CoT-RVS: Zero-Shot Chain-of-Thought Reasoning Segmentation for Videos
Shiu-hong Kao, Yu-Wing Tai, Chi-Keung Tang
TL;DR
CoT-RVS tackles Reasoning Video Object Segmentation by leveraging zero-shot Chain-of-Thought prompts from pretrained multimodal LLMs to perform temporal-semantic reasoning for keyframe selection. It introduces a modular three-agent pipeline (keyframe selector, reasoning segmentation model, video processor) that operates in offline and online modes without fine-tuning, enabling instance-level mask sequences that respect temporal context. Evaluations on MeViS, Refer-DAVIS-17, ReVOS, and ReasonVOS show significant gains over state-of-the-art methods, especially for temporally sensitive queries, with an online extension that updates targets during streaming video. The framework is flexible across open and closed-source MLLMs and demonstrates competitive robustness and modularity, opening new directions for zero-shot reasoning in dynamic visual environments.
Abstract
Reasoning Video Object Segmentation is a challenging task, aiming at generating a mask sequence from an input video given a complex and implicit text query. While existing works finetune Multimodal Large Language Models (MLLM) for the task, they still fail in video inputs given complex temporally-sensitive queries, indicating their lack of temporal and spatial integration in complex scenarios.
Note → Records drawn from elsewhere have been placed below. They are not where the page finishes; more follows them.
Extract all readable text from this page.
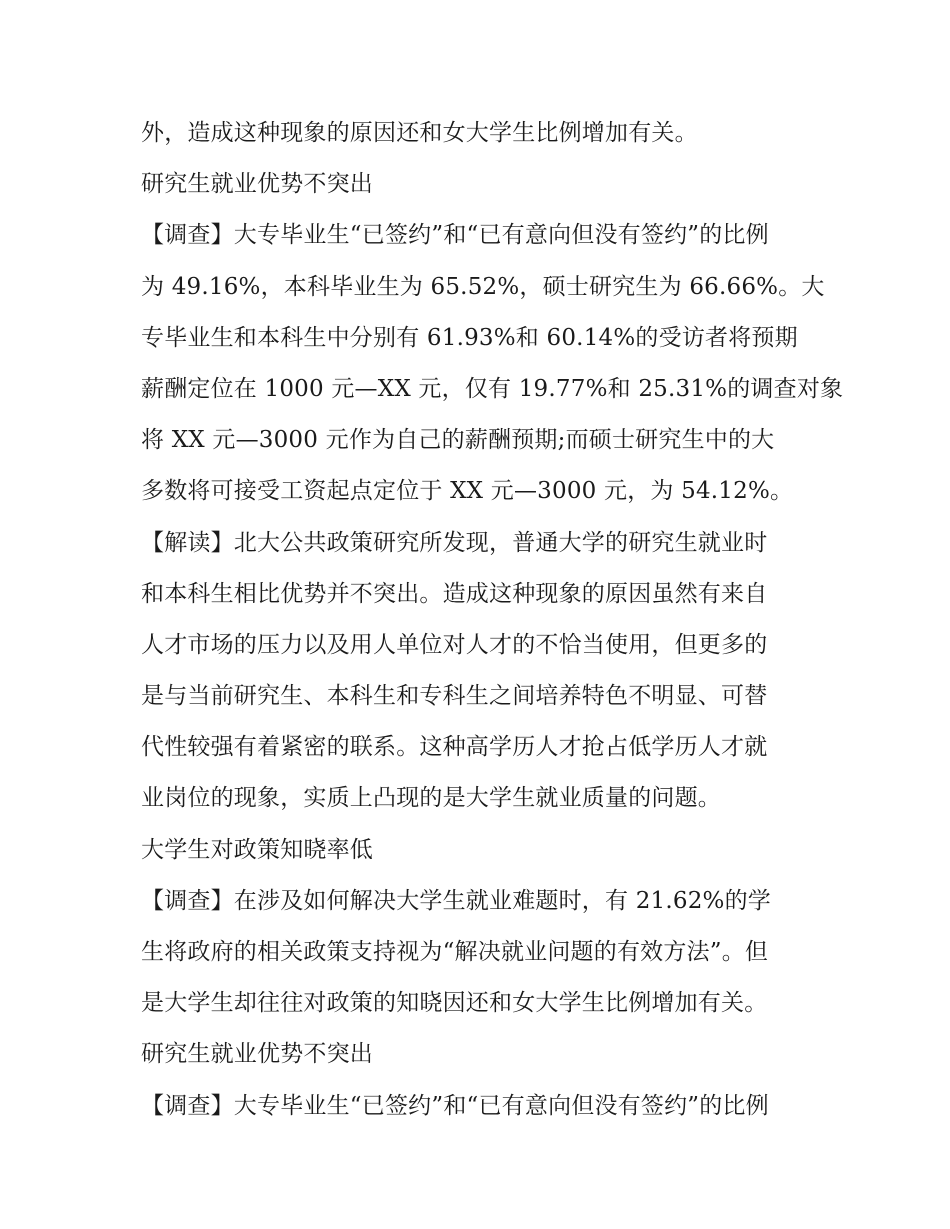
外，造成这种现象的原因还和女大学生比例增加有关。
研究生就业优势不突出
【调查】大专毕业生“已签约”和“已有意向但没有签约”的比例
为 49.16%，本科毕业生为 65.52%，硕士研究生为 66.66%。大
专毕业生和本科生中分别有 61.93%和 60.14%的受访者将预期
薪酬定位在 1000 元—XX 元，仅有 19.77%和 25.31%的调查对象
将 XX 元—3000 元作为自己的薪酬预期;而硕士研究生中的大
多数将可接受工资起点定位于 XX 元—3000 元，为 54.12%。
【解读】北大公共政策研究所发现，普通大学的研究生就业时
和本科生相比优势并不突出。造成这种现象的原因虽然有来自
人才市场的压力以及用人单位对人才的不恰当使用，但更多的
是与当前研究生、本科生和专科生之间培养特色不明显、可替
代性较强有着紧密的联系。这种高学历人才抢占低学历人才就
业岗位的现象，实质上凸现的是大学生就业质量的问题。
大学生对政策知晓率低
【调查】在涉及如何解决大学生就业难题时，有 21.62%的学
生将政府的相关政策支持视为“解决就业问题的有效方法”。但
是大学生却往往对政策的知晓因还和女大学生比例增加有关。
研究生就业优势不突出
【调查】大专毕业生“已签约”和“已有意向但没有签约”的比例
In this paper, we propose CoT-RVS, a novel framework employing the zero-shot Chain-of-Thought (CoT) capability of MLLM to address these complex challenges by temporal-semantic reasoning: CoT-RVS analyzes the visible objects within a given frame that possibly match the language query (semantic), and chooses a corresponding keyframe for each object that can be observed effortlessly among all frames (temporal). Notably, the CoT-RVS framework is training-free and compatible with closed-source MLLMs, which can be applied to Reasoning Video Instance Segmentation. Our framework's training-free feature further allows its extension to process online video streams, where the CoT is used at test time to update the object of interest when a better target starts to emerge and becomes visible. We conduct extensive experiments on video object segmentation with explicit and implicit queries. The results show that CoT-RVS significantly outperforms previous works in both cases, qualitatively and quantitatively.